II Le chariot

Ils avaient un bon chariot, ces gens-là, et deux bons chevaux pour le tirer. On aurait même pu les croire prospères, car ils s’enorgueillissaient de six solides garçons, dont l’aîné avait atteint sa taille adulte et les deux derniers, des jumeaux, bénéficiaient à douze ans d’une étonnante vigueur due à leurs éternelles empoignades au corps à corps. Sans parler d’une grande fille et de toute une ribambelle de petites. Une famille nombreuse. L’air prospère, même quand on ignorait que moins d’une année plus tôt ils possédaient un moulin et habitaient une maison spacieuse au bord de l’eau dans le West Hampshire. Ils avaient dégringolé dans l’échelle sociale, assurément, et ce chariot constituait le seul bien qui leur restait. Mais l’espoir les soutenait tandis qu’ils cheminaient à travers l’Hio, vers l’ouest, vers les vastes étendues de terres qui ne demandaient qu’à être prises. Pour une famille aussi généreusement pourvue de reins solides et de mains habiles, ce serait forcément une bonne terre, tant que les conditions climatiques les épargneraient, que les Rouges ne les harcèleraient pas et que tous les banquiers et hommes de loi resteraient en Nouvelle-Angleterre.

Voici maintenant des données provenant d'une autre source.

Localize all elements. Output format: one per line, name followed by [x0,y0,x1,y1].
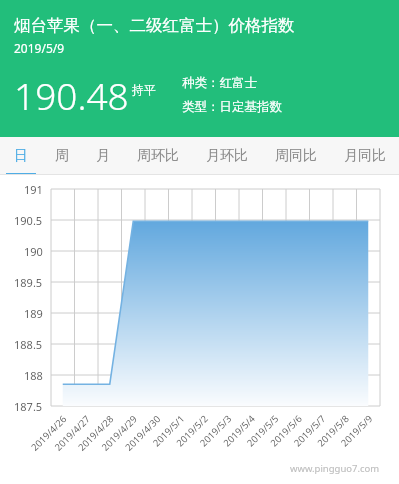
button[interactable]: 月同比 [330,137,399,175]
staticText: 类型：日定基指数 [182,99,282,115]
button[interactable]: 周 [41,137,82,175]
button[interactable]: 周环比 [123,137,192,175]
staticText: 月同比 [344,147,386,165]
staticText: 月环比 [206,147,248,165]
staticText: 周同比 [275,147,317,165]
staticText: 周环比 [137,147,179,165]
staticText: 月 [96,147,110,165]
staticText: 持平 [132,82,156,97]
staticText: 日 [14,147,28,165]
staticText: 种类：红富士 [182,75,257,91]
staticText: 烟台苹果（一、二级红富士）价格指数 [14,15,295,36]
staticText: 周 [55,147,69,165]
button[interactable]: 周同比 [261,137,330,175]
button[interactable]: 月环比 [192,137,261,175]
staticText: 2019/5/9 [14,40,65,56]
button[interactable]: 月 [82,137,123,175]
staticText: 190.48 [14,70,129,120]
button[interactable]: 日 [0,137,41,175]
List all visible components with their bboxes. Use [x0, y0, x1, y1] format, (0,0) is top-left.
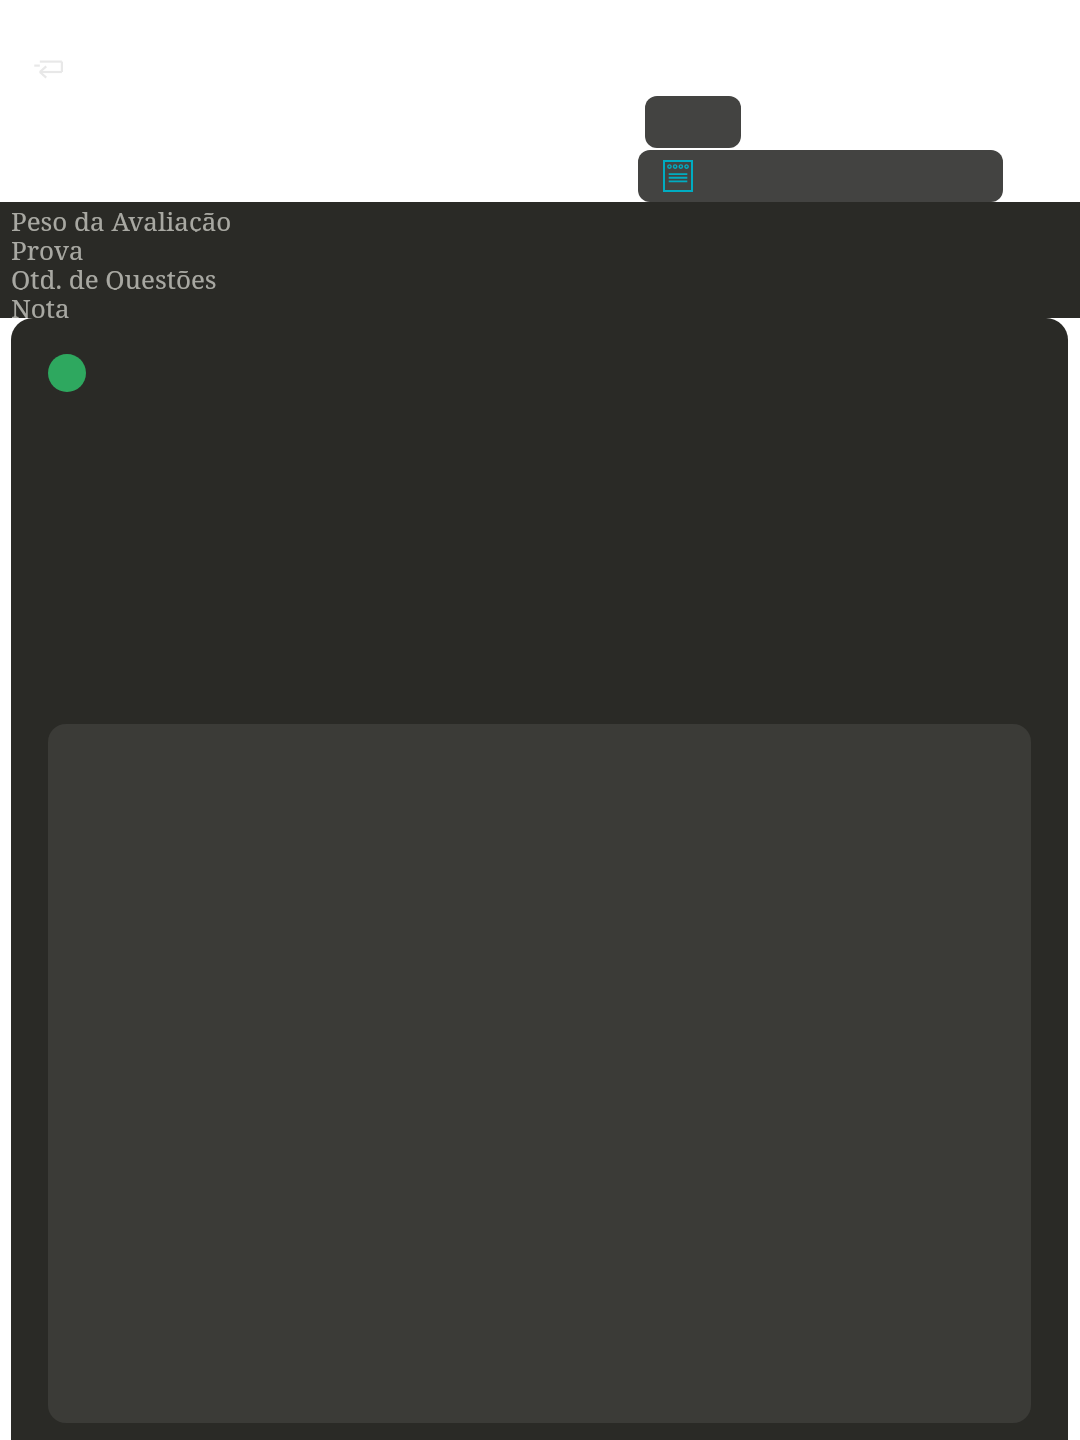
button[interactable]: Voltar [26, 48, 72, 88]
staticText: Qtd. de Questões [11, 261, 217, 290]
button[interactable]: Aba [645, 96, 741, 148]
button[interactable]: Avaliacao [638, 150, 1003, 202]
staticText: Peso da Avaliação [11, 203, 232, 232]
staticText: Nota [11, 290, 70, 319]
staticText: Prova [11, 232, 84, 261]
other: Avaliacao [663, 160, 693, 192]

Le père était grand et fort, un peu gagné par la graisse, ce qui n’avait rien de surprenant car un meunier ne s’active guère de toute la journée. Cette mollesse à la taille ne résisterait pas à une année de ferme en pleine forêt. Il ne s’en inquiétait pas, en tout cas, travailler dur ne lui faisait pas peur. Pour l’heure, ce qui le tracassait, c’était sa femme, Fidelity. Elle arrivait à terme pour le bébé, il le savait. Non pas qu’elle le lui ait annoncé ouvertement. Les femmes ne parlent pas de ces choses-là avec les hommes. Mais il savait à quel point elle était grosse et depuis combien de mois. Et puis, profitant de la halte de midi, elle lui avait chuchoté : « Alvin Miller, si on trouve une auberge en chemin, ou même un bout d’cabane délabrée, je m’reposerais bien un peu. » Pas besoin d’avoir étudié la philosophie pour comprendre. Et après six garçons et six filles, il aurait fallu l’intelligence d’une brique pour ne pas saisir de quoi il retournait.

Aussi envoya-t-il l’aîné de ses gars, Vigor, courir en avant sur la route pour reconnaître le terrain.

Indéniablement, ils arrivaient de Nouvelle-Angleterre, car le garçon n’emporta pas de fusil. S’il s’était trouvé un bandit, le jeune homme n’aurait jamais revu les siens, et le fait de revenir sans qu’il lui manque un seul poil sur la tête prouvait qu’aucun Rouge ne l’avait repéré : les Français, là-haut, à Détroit, payaient les scalps anglais en alcool, et dès qu’un Rouge, dans la forêt, tombait sur un homme blanc isolé et sans mousquet, il s’appropriait sa chevelure. On aurait donc pu croire que la chance souriait enfin à la famille. Mais comme ces Yankees ignoraient que la route n’était pas sûre, Alvin Miller ne s’avisa pas un instant de sa bonne fortune.

Vigor rendit compte d’une auberge à trois milles. C’était une heureuse nouvelle ; seule réserve : une rivière leur barrait la route. Une espèce de rivière rabougrie… et le gué était peu profond, mais Alvin Miller avait appris à ne jamais faire confiance à l’eau. Aussi paisible qu’elle paraisse, elle essaye toujours de vous emporter. Il avait moitié envie de dire à Fidelity qu’ils passeraient la nuit de ce côté-ci de la rivière, mais elle poussa un faible gémissement et il sut à cet instant qu’il ne fallait pas y compter. Fidelity lui avait donné une douzaine d’enfants bien vivants, mais la dernière naissance remontait à quatre ans et beaucoup de mères supportaient mal d’avoir un bébé si tard. Beaucoup mouraient. Une bonne auberge sous-entendait d’autres femmes pour aider à l’accouchement ; il faudrait donc prendre le risque de traverser la rivière.

Et d’après Vigor, c’était une rivière de rien du tout.